IPQ807x Wifi Roaming with VLANs

Not the MR33, that's for sure.

Disabling learning and turning the switch into a hub did indeed fix the issue. I added additional debugging output as I would like to figure out why entries from the switches FDB can't be removed, so when an entry is added or removed that is now logged in dmesg.

The results are interesting:

[ 1240.964141] qca8k-ipq4019 c000000.switch wan: vlans aren't supported yet for dev_uc|mc_add()
[ 1249.717324] qca8k-ipq4019 c000000.switch wan: vlans aren't supported yet for dev_uc|mc_add()
[ 1353.034703] qca8k-ipq4019 c000000.switch wan: vlans aren't supported yet for dev_uc|mc_add()
[ 1469.754563] qca8k-ipq4019 c000000.switch wan: vlans aren't supported yet for dev_uc|mc_add()

after doing something like this:

# bridge fdb add 11:22:33:44:55:66 dev wan self vlan 1
RTNETLINK answers: Invalid argument

Doing

# bridge fdb add 11:22:33:44:55:66 dev wan self

doesn't log anything, but I believe it should be added to the switch's FDB as I specified the self option? At this point I have seen my debug outputs during boot, but never afterwards, not even when roaming and the assisted learning should be doing it's thing....

The error you are seeing is from the kernel FDB add netlink handler itself.

BTW, I checked and the port 0 learn enable bit is cleared so it doesn't do stuff on its own.

@Ansuel any thoughts?

Also, we should move any IPQ40xx discussion to the already existing thread:

FYI here is the patch to enable macs seen on non-physical interfaces to be removed from the fdb.
This is on top of Robimako's patch
Appears to work ok with my limited testing .

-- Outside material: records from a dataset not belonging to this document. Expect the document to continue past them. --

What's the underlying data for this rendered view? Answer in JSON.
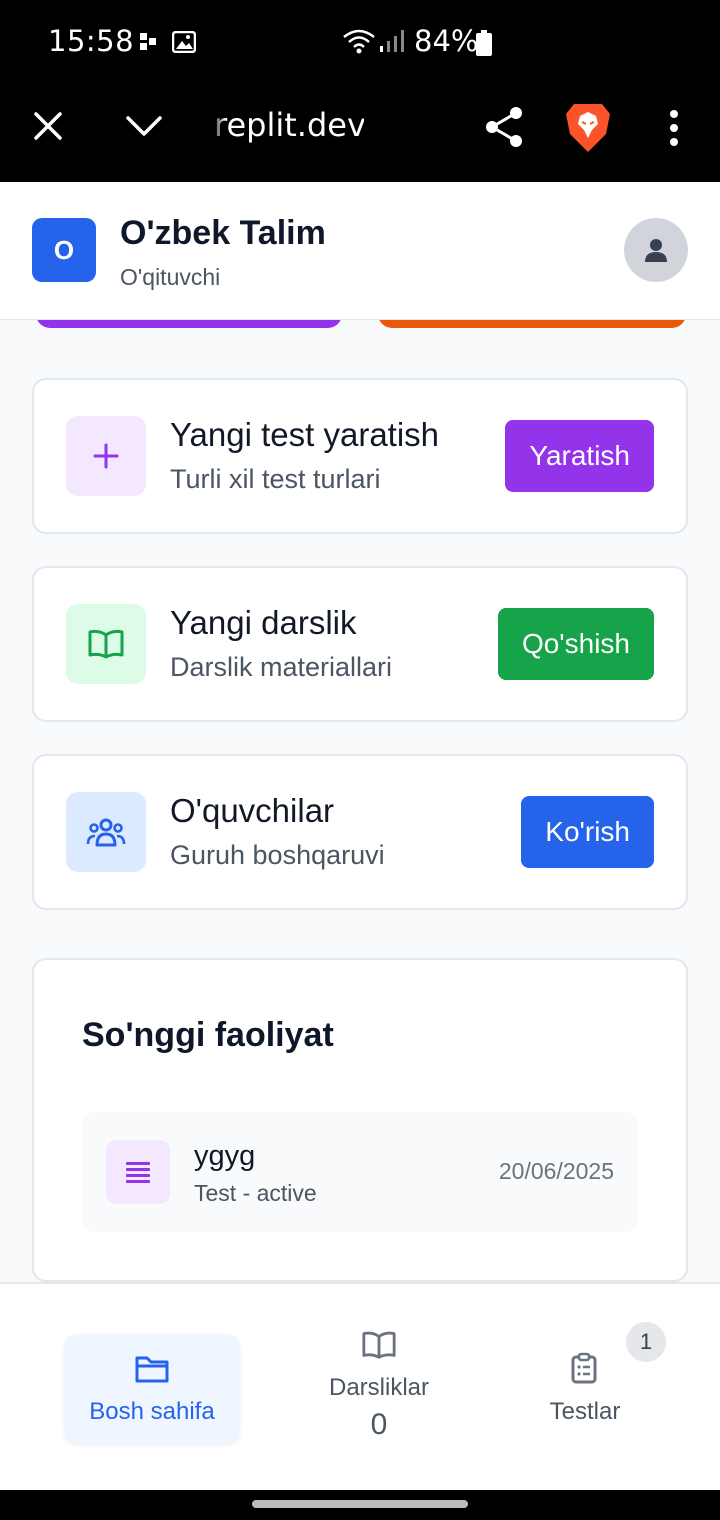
{
  "status_bar": {
    "time": "15:58",
    "battery": "84%"
  },
  "browser": {
    "url": "replit.dev"
  },
  "header": {
    "logo_letter": "O",
    "title": "O'zbek Talim",
    "subtitle": "O'qituvchi"
  },
  "actions": [
    {
      "title": "Yangi test yaratish",
      "subtitle": "Turli xil test turlari",
      "button": "Yaratish",
      "icon": "plus-icon",
      "color": "#9333ea"
    },
    {
      "title": "Yangi darslik",
      "subtitle": "Darslik materiallari",
      "button": "Qo'shish",
      "icon": "book-icon",
      "color": "#16a34a"
    },
    {
      "title": "O'quvchilar",
      "subtitle": "Guruh boshqaruvi",
      "button": "Ko'rish",
      "icon": "users-icon",
      "color": "#2563eb"
    }
  ],
  "activity": {
    "title": "So'nggi faoliyat",
    "items": [
      {
        "name": "ygyg",
        "meta": "Test - active",
        "date": "20/06/2025",
        "icon": "list-icon"
      }
    ]
  },
  "bottom_nav": {
    "home_label": "Bosh sahifa",
    "lessons_label": "Darsliklar",
    "lessons_count": "0",
    "tests_label": "Testlar",
    "tests_badge": "1"
  }
}
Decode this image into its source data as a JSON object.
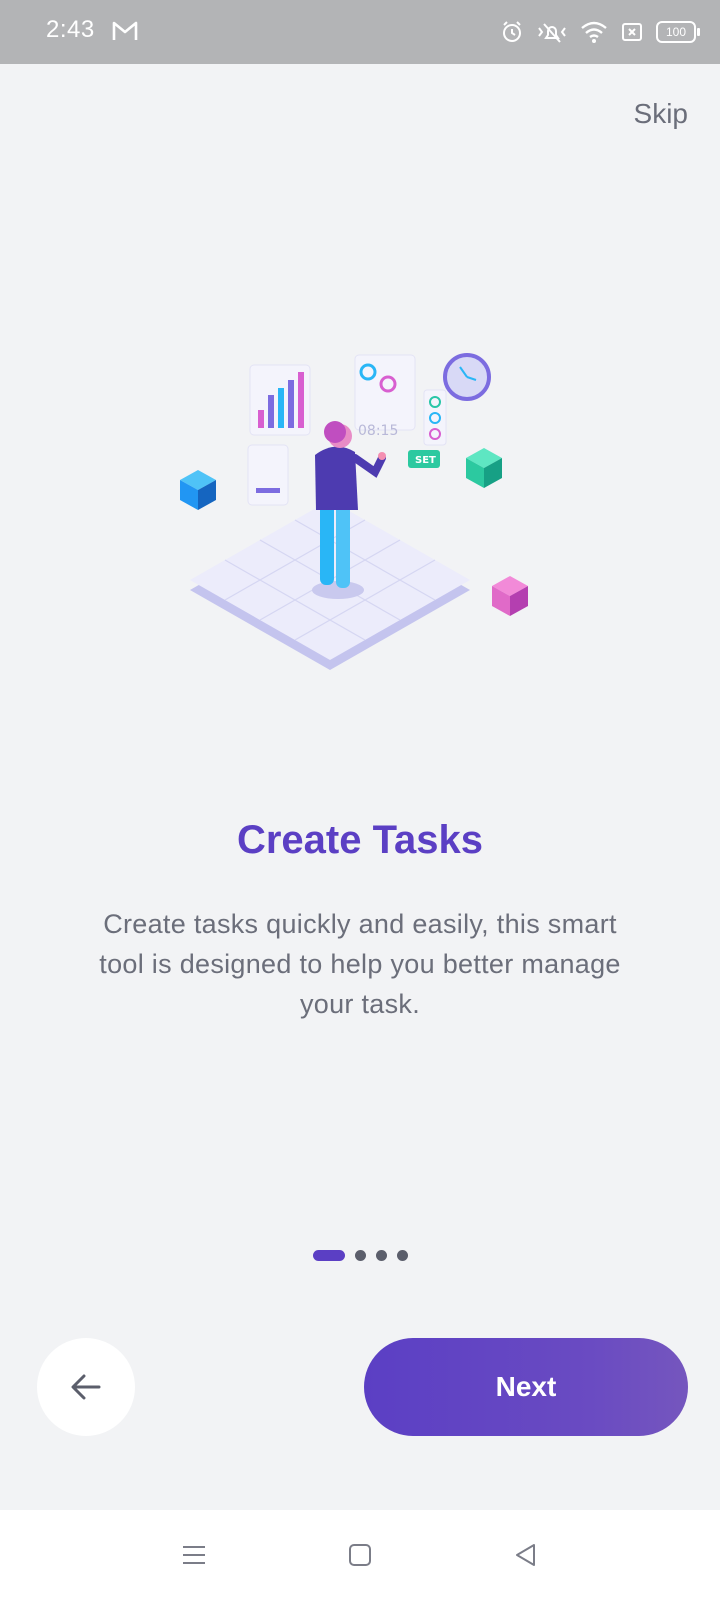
{
  "status_bar": {
    "time": "2:43",
    "battery": "100"
  },
  "header": {
    "skip_label": "Skip"
  },
  "onboarding": {
    "title": "Create Tasks",
    "description": "Create tasks quickly and easily, this smart tool is designed to help you better manage your task.",
    "illustration_texts": {
      "timer": "08:15",
      "set": "SET"
    },
    "page_count": 4,
    "current_page": 1
  },
  "buttons": {
    "next_label": "Next",
    "back_icon": "arrow-left-icon"
  },
  "colors": {
    "accent": "#5b3fc4",
    "background": "#f2f3f5",
    "status_bar": "#b3b4b6"
  },
  "nav_bar": {
    "icons": [
      "menu-icon",
      "home-square-icon",
      "back-triangle-icon"
    ]
  }
}
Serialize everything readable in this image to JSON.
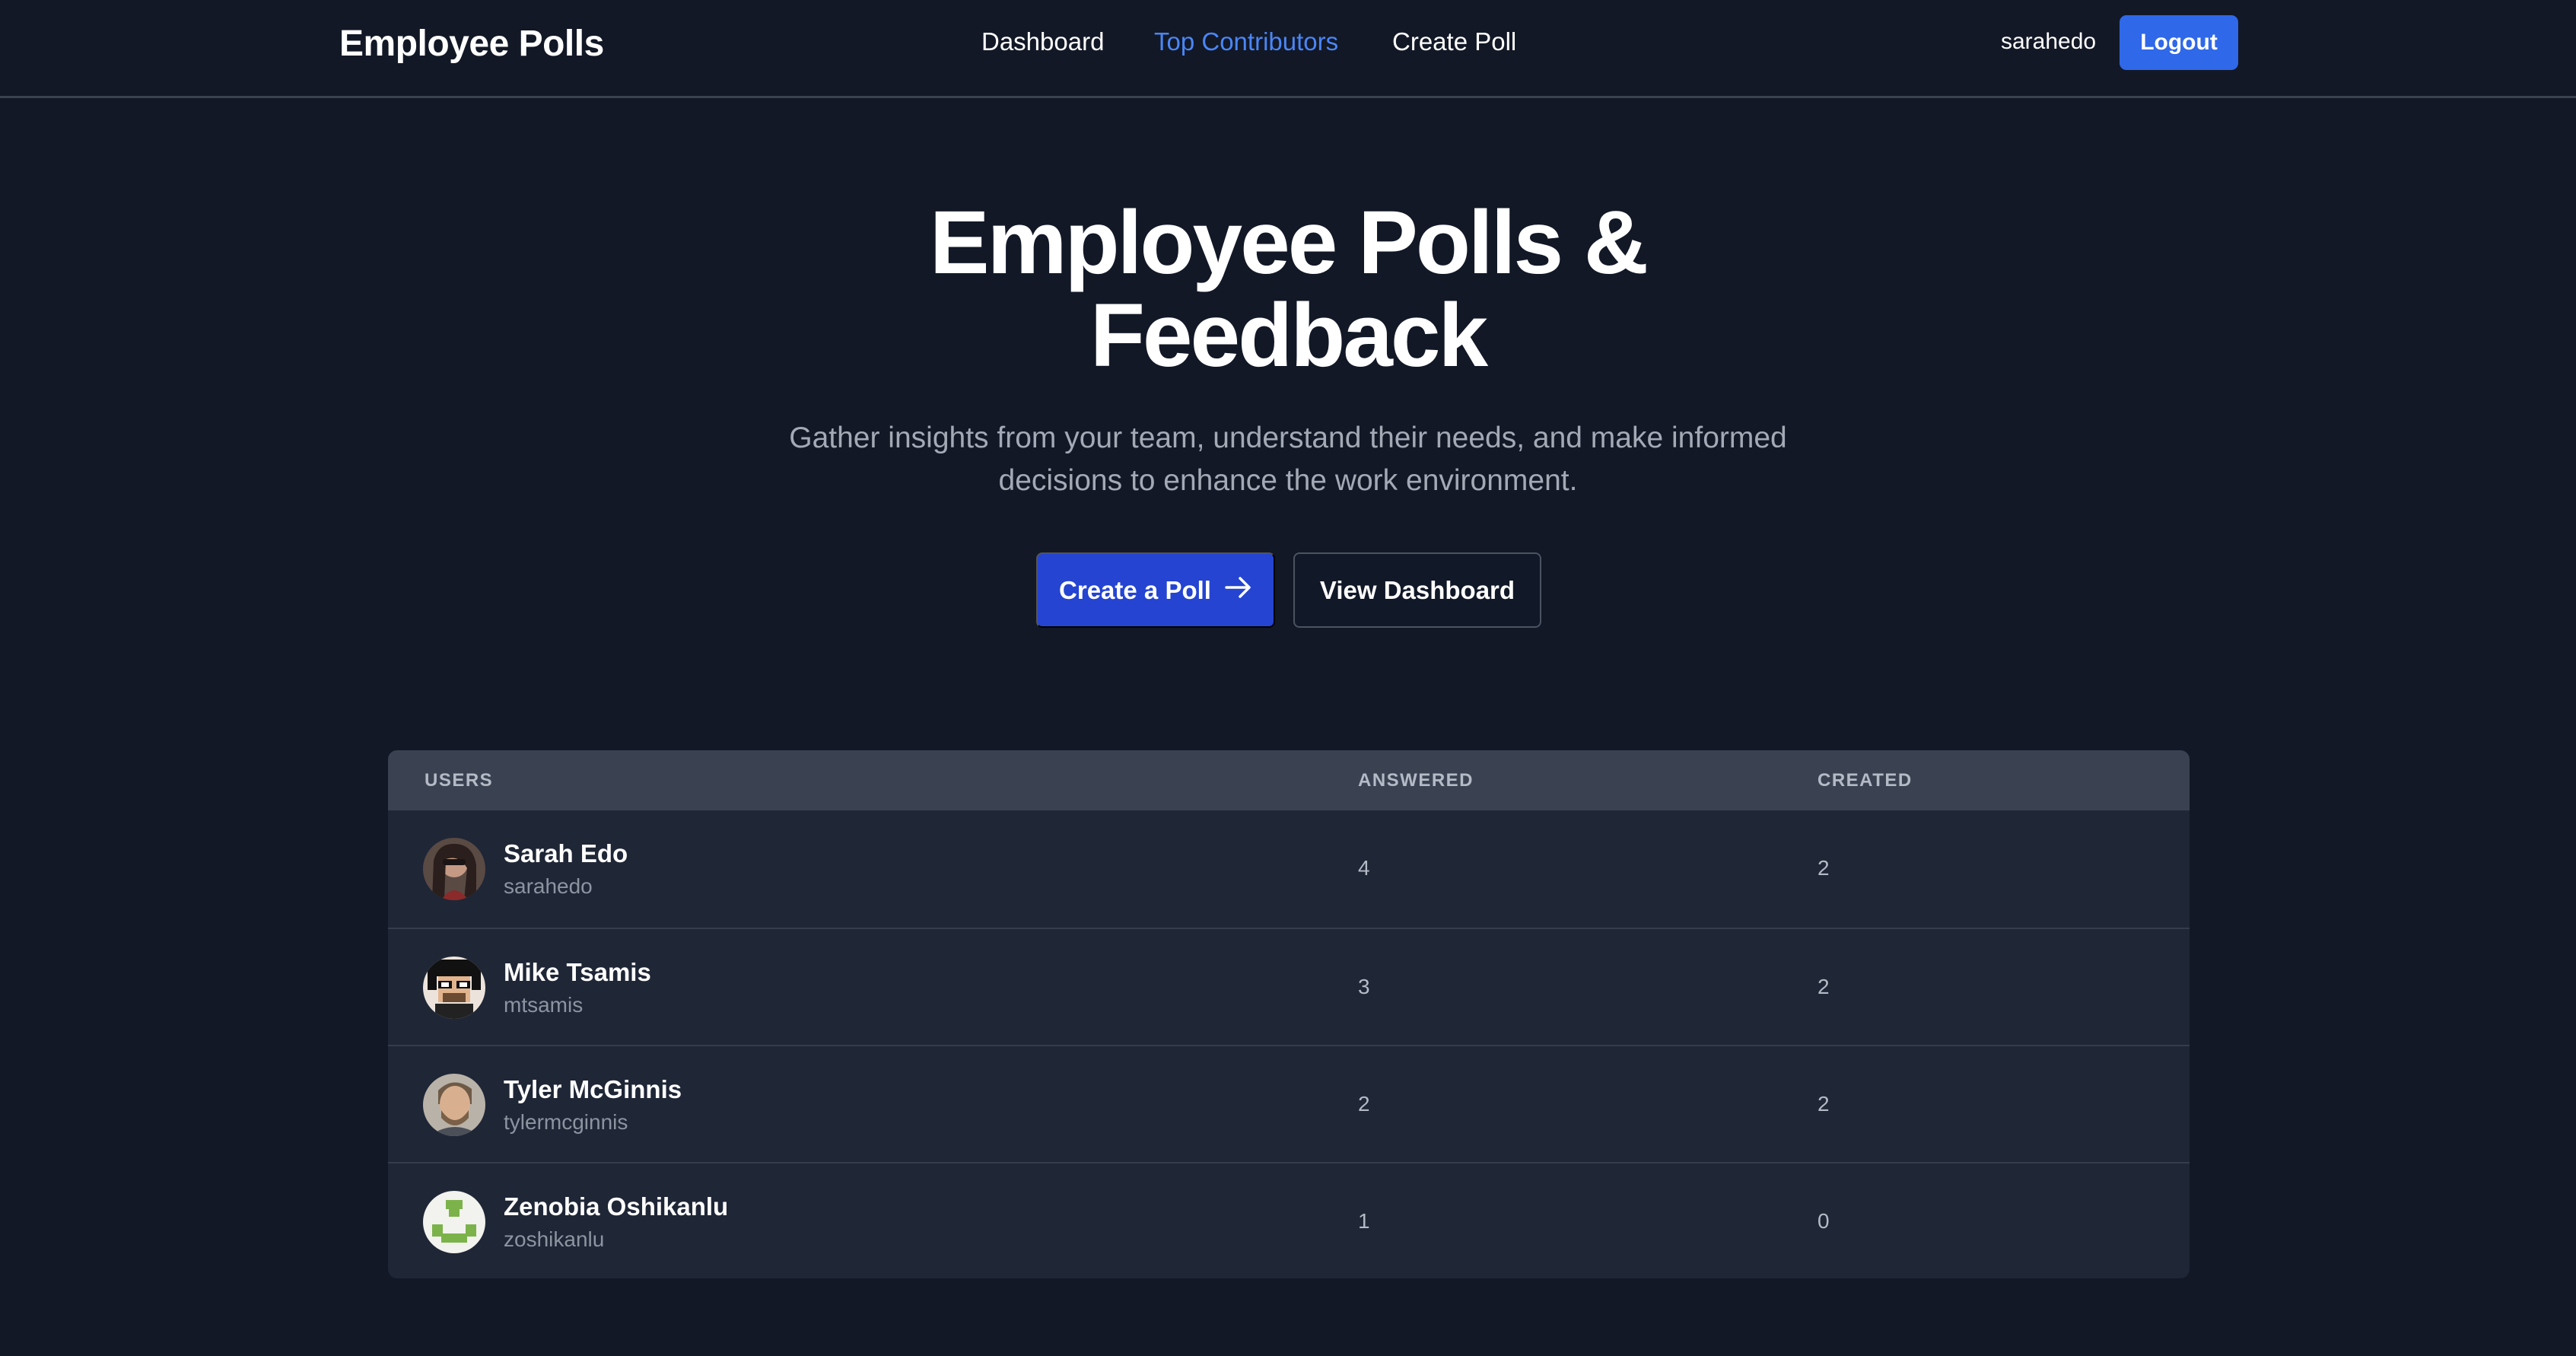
{
  "nav": {
    "brand": "Employee Polls",
    "links": [
      {
        "label": "Dashboard",
        "active": false
      },
      {
        "label": "Top Contributors",
        "active": true
      },
      {
        "label": "Create Poll",
        "active": false
      }
    ],
    "username": "sarahedo",
    "logout_label": "Logout"
  },
  "hero": {
    "title_line1": "Employee Polls &",
    "title_line2": "Feedback",
    "subtitle": "Gather insights from your team, understand their needs, and make informed decisions to enhance the work environment.",
    "primary_button": "Create a Poll",
    "primary_button_icon": "arrow-right-icon",
    "secondary_button": "View Dashboard"
  },
  "table": {
    "columns": [
      "USERS",
      "ANSWERED",
      "CREATED"
    ],
    "rows": [
      {
        "name": "Sarah Edo",
        "handle": "sarahedo",
        "answered": "4",
        "created": "2",
        "avatar": "photo-avatar"
      },
      {
        "name": "Mike Tsamis",
        "handle": "mtsamis",
        "answered": "3",
        "created": "2",
        "avatar": "pixel-avatar"
      },
      {
        "name": "Tyler McGinnis",
        "handle": "tylermcginnis",
        "answered": "2",
        "created": "2",
        "avatar": "photo-avatar"
      },
      {
        "name": "Zenobia Oshikanlu",
        "handle": "zoshikanlu",
        "answered": "1",
        "created": "0",
        "avatar": "identicon-avatar"
      }
    ]
  },
  "colors": {
    "background": "#121826",
    "accent": "#2f68e8",
    "active_link": "#4a86f5",
    "table_bg": "#1f2636",
    "table_head_bg": "#3a4252"
  }
}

`--- a/nss_dp_switchdev.c	2023-08-09 16:21:57.523385184 +1200
+++ b/nss_dp_switchdev.c	2023-08-09 16:25:50.215009916 +1200
@@ -380,23 +380,37 @@
 	return notifier_from_errno(rv);
 }
 
+static void process_kids(struct net_device *dev, void *ptr) 
+{
+	struct net_device *lower;
+	struct list_head *iter;
+
+	netdev_for_each_lower_dev(dev, lower, iter) {
+		if ( lower != NULL ) {
+			netdev_dbg(lower, "  lower physical %d \n",nss_dp_is_phy_dev(lower));
+			if ( nss_dp_is_phy_dev(lower) ) {
+				 nss_dp_switchdev_fdb_del_event(lower, ptr);
+			} else {
+				process_kids(lower,ptr);	
+			}
+		}
+	}
+}
+
 static int nss_dp_fdb_switchdev_event(struct notifier_block *nb,
 				      unsigned long event, void *ptr)
 {
 	struct net_device *dev = switchdev_notifier_info_to_dev(ptr);
 
-	/*
-	 * Handle switchdev event only for physical devices
-	 */
-	if (!nss_dp_is_phy_dev(dev)) {
-		return NOTIFY_DONE;
-	}
-
-	switch (event) {
-	case SWITCHDEV_FDB_DEL_TO_DEVICE:
-		return nss_dp_switchdev_fdb_del_event(dev, ptr);
+	if ( event == SWITCHDEV_FDB_DEL_TO_DEVICE ) {
+		if (!nss_dp_is_phy_dev(dev)) {
+		        netdev_dbg(dev, "FDB event %ld Not Physical \n", event);
+			process_kids(dev,ptr);
+			return NOTIFY_DONE; 	
+		} else {
+			return nss_dp_switchdev_fdb_del_event(dev, ptr);
+		}
 	}
-
 	return NOTIFY_DONE;
 }
`
2 Likes

would this issue likely still exist today for even ipq60xx targets? i am seeing wifi roam over vlan to ip60xx device disconnects 1-3mins

Yes, there’s a very long issue on github and this problem also exists on ipq40xx. I suspect its something somewhere else in the kernel which affects all devices and some devices are starting to add workarounds to their driver code, which will cause problems some day….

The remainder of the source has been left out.